HMS Hercules was a 74-gun third-rate ship of the line of the Royal Navy, designed by Sir Thomas Slade and built at Deptford Dockyard by Adam Hayes and launched on 15 March 1759.

==Service history==

On 20 November 1759, she took part in the huge conflict between the British and French fleets at the Battle of Quiberon Bay.
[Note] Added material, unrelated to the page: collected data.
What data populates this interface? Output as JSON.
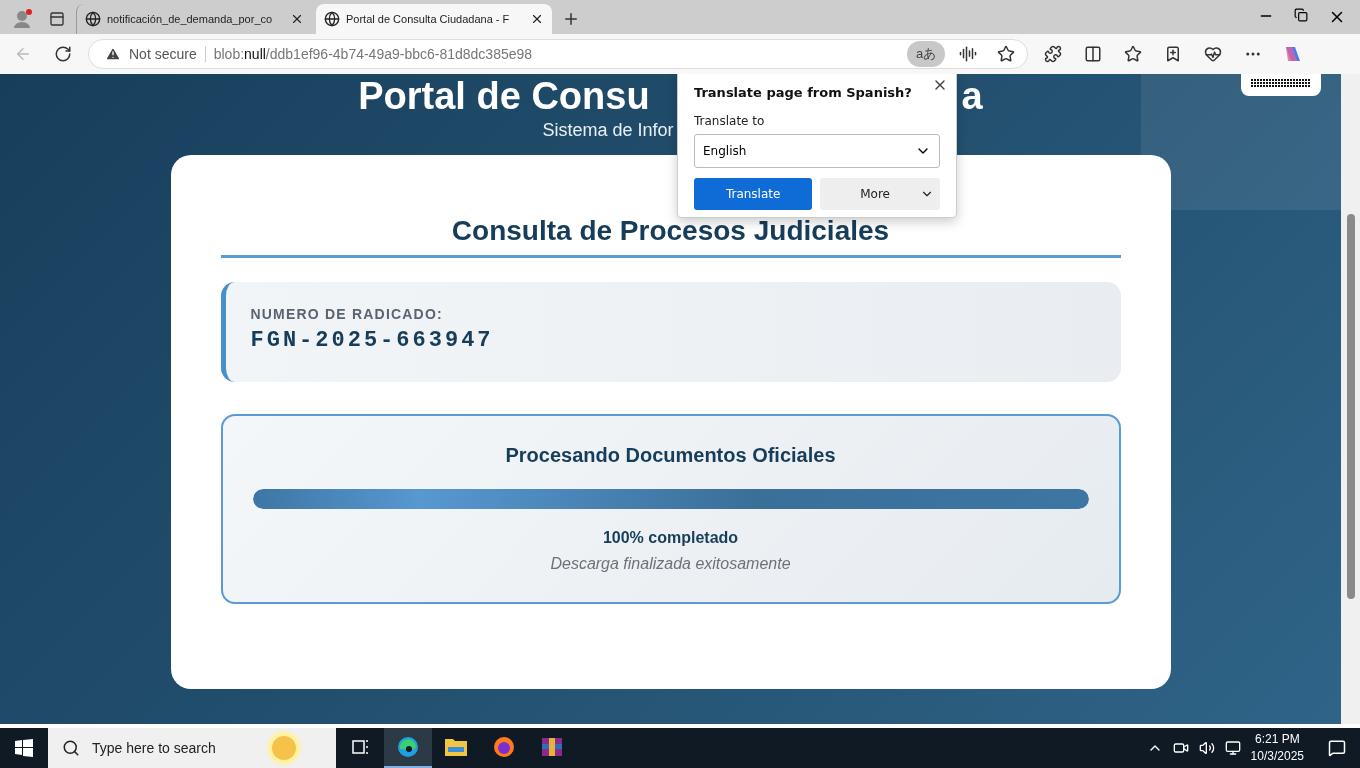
{
  "browser": {
    "tabs": [
      {
        "title": "notificación_de_demanda_por_co",
        "selected": false
      },
      {
        "title": "Portal de Consulta Ciudadana - F",
        "selected": true
      }
    ],
    "address": {
      "security": "Not secure",
      "url": "blob:**null**/ddb1ef96-4b74-49a9-bbc6-81d8dc385e98"
    }
  },
  "translate_icon": "aあ",
  "translate_popup": {
    "title": "Translate page from Spanish?",
    "label": "Translate to",
    "language": "English",
    "primary_button": "Translate",
    "secondary_button": "More"
  },
  "page": {
    "header": {
      "title_parts": [
        "Portal de Consu",
        "a"
      ],
      "subtitle": "Sistema de Infor"
    },
    "card": {
      "heading": "Consulta de Procesos Judiciales",
      "radicado": {
        "label": "NUMERO DE RADICADO:",
        "value": "FGN-2025-663947"
      },
      "progress": {
        "title": "Procesando Documentos Oficiales",
        "level": 1,
        "reading": "100% completado",
        "status": "Descarga finalizada exitosamente"
      }
    }
  },
  "taskbar": {
    "search_placeholder": "Type here to search",
    "apps": [
      {
        "kind": "taskview",
        "selected": false
      },
      {
        "kind": "edge",
        "selected": true
      },
      {
        "kind": "files",
        "selected": false
      },
      {
        "kind": "firefox",
        "selected": false
      },
      {
        "kind": "archive",
        "selected": false
      }
    ],
    "time": "6:21 PM",
    "date": "10/3/2025"
  }
}
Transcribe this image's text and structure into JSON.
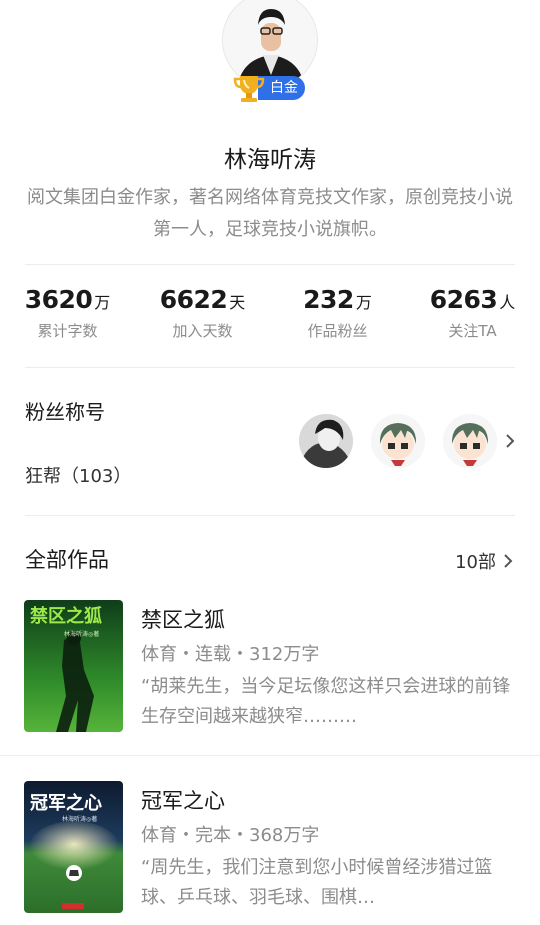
{
  "profile": {
    "name": "林海听涛",
    "badge": "白金",
    "intro": "阅文集团白金作家，著名网络体育竞技文作家，原创竞技小说第一人，足球竞技小说旗帜。"
  },
  "stats": [
    {
      "value": "3620",
      "unit": "万",
      "label": "累计字数"
    },
    {
      "value": "6622",
      "unit": "天",
      "label": "加入天数"
    },
    {
      "value": "232",
      "unit": "万",
      "label": "作品粉丝"
    },
    {
      "value": "6263",
      "unit": "人",
      "label": "关注TA"
    }
  ],
  "fans": {
    "title": "粉丝称号",
    "group": "狂帮（103）"
  },
  "works": {
    "title": "全部作品",
    "count": "10部",
    "books": [
      {
        "title": "禁区之狐",
        "meta": "体育・连载・312万字",
        "desc": "“胡莱先生，当今足坛像您这样只会进球的前锋生存空间越来越狭窄………",
        "cover_title": "禁区之狐",
        "cover_author": "林海听涛◎著"
      },
      {
        "title": "冠军之心",
        "meta": "体育・完本・368万字",
        "desc": "“周先生，我们注意到您小时候曾经涉猎过篮球、乒乓球、羽毛球、围棋…",
        "cover_title": "冠军之心",
        "cover_author": "林海听涛◎著"
      }
    ]
  },
  "colors": {
    "accent_blue": "#2f6fe8",
    "gold": "#f2b01e",
    "secondary_text": "#8c8c8c"
  }
}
The ship took part as part of Admiral Rodney's fleet in the Battle of the Saintes under the command of Captain Henry Savage on 12 April 1782 against a French fleet, where she suffered six killed and 18 wounded. She was the third ship of the second wave in the part of the British line of battle and the first to hit the French flagship the . Savage commanded from an armchair on the main deck due to his suffering from gout. Savage was injured in the chair, but the following treatment below deck reappeared in the chair in bandages.

She was paid off in July 1783 and sold at Plymouth in March 1784 for £1300.

==Officers of note==
- Charles Brisbane midshipman on Hercules 1781/2
- Thomas Hurd was an officer on Hercules in 1782.